Washington is one of four states with gay marriage measures on the ballot this November. Washington and Maryland both legalized gay marriage this year, but will also have public referendums this fall. In Maine, voters will decide on an initiative to approve same-sex marriage three years after voters overturned a state law. And in Minnesota, voters will decide whether to pass a constitutional amendment to ban gay marriage.
Same-sex marriage is legal in New York, Connecticut, Iowa, Massachusetts, New Hampshire, Vermont and Washington, D.C.
Food giant General Mills Inc., based in the Minneapolis suburb of Golden Valley, Minn., publicly spoke out against the state's proposed amendment that would ban gay marriage, as well as Thomson Reuters, and St. Jude Medical, and executives including the co-owners of the Minnesota Twins. Even more national brands — Nabisco, J.C. Penney and Minnesota-based Target among them — have stuck with recent, gay-themed advertising.

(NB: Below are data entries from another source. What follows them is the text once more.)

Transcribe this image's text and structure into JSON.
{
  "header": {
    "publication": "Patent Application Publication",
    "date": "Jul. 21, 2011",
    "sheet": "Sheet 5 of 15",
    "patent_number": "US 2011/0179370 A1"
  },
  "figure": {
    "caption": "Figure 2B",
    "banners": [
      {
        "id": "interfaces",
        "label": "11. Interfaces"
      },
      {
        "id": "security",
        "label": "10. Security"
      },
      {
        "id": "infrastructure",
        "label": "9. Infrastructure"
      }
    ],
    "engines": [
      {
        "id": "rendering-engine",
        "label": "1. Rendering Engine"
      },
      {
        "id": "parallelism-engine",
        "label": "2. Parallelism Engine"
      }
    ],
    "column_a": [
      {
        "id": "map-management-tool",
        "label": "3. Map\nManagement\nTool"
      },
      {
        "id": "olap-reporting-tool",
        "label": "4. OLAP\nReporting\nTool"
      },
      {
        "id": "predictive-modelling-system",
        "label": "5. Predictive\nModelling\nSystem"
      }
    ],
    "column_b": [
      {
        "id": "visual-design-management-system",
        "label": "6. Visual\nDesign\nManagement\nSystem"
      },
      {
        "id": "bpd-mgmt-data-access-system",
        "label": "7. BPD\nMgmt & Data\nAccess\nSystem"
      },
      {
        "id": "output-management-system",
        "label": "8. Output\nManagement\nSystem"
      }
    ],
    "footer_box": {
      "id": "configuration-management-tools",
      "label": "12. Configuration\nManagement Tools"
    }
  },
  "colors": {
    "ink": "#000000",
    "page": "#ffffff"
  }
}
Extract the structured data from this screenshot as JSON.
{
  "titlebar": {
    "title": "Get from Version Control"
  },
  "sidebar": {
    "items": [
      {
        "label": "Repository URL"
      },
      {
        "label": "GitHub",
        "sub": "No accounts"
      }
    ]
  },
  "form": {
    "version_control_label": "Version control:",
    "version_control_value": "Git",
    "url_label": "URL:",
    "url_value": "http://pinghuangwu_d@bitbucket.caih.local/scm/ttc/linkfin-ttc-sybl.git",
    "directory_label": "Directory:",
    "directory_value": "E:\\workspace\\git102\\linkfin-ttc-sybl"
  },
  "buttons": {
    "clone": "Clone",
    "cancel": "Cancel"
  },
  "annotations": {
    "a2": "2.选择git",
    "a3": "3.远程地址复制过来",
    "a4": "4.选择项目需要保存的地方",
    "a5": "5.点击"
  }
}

Atlanta-based Chick-fil-A president Dan Cathy angered gay rights advocates earlier this month with another position, saying the company was "guilty as charged" for backing "the biblical definition of a family." He later added, "I think we are inviting God's judgment on our nation when we shake our fist at him and say, 'We know better than you as to what constitutes a marriage.' "
In Minnesota, a number of executives have donated large sums to defeating Minnesota's amendment that would ban gay marriage. State law already outlaws gay marriage, but supporters say the amendment is needed to fend off future legal challenges.
Jim, Bill and Bob Pohlad, the brothers whose holdings include the Minnesota Twins, together donated more than $300,000 to defeat the amendment. General Mills CEO Ken Powell personally donated $10,000, as did Michael Davis, the company's senior vice president for human resources. Greg Page, the CEO of agribusiness giant Cargill, donated $1,000, while Doug Baker — the CEO of chemical products company Ecolab — donated $500.
Recent demonstrations against General Mills drew opponents who turned in their boxes of Old El Paso taco shells and cans of Green Giant corn and other General Mills products.
Janet Bezdicek, a suburban Minnesota mother of five, said she has taken Cheerios off of her shopping list because of General Mills' stance.
"We're talking about a definition of something that's been upheld for centuries. To be challenged by a corporation, that's not appropriate," she said.
"My mother and I are always saying we're not going to have any place to shop anymore," she said.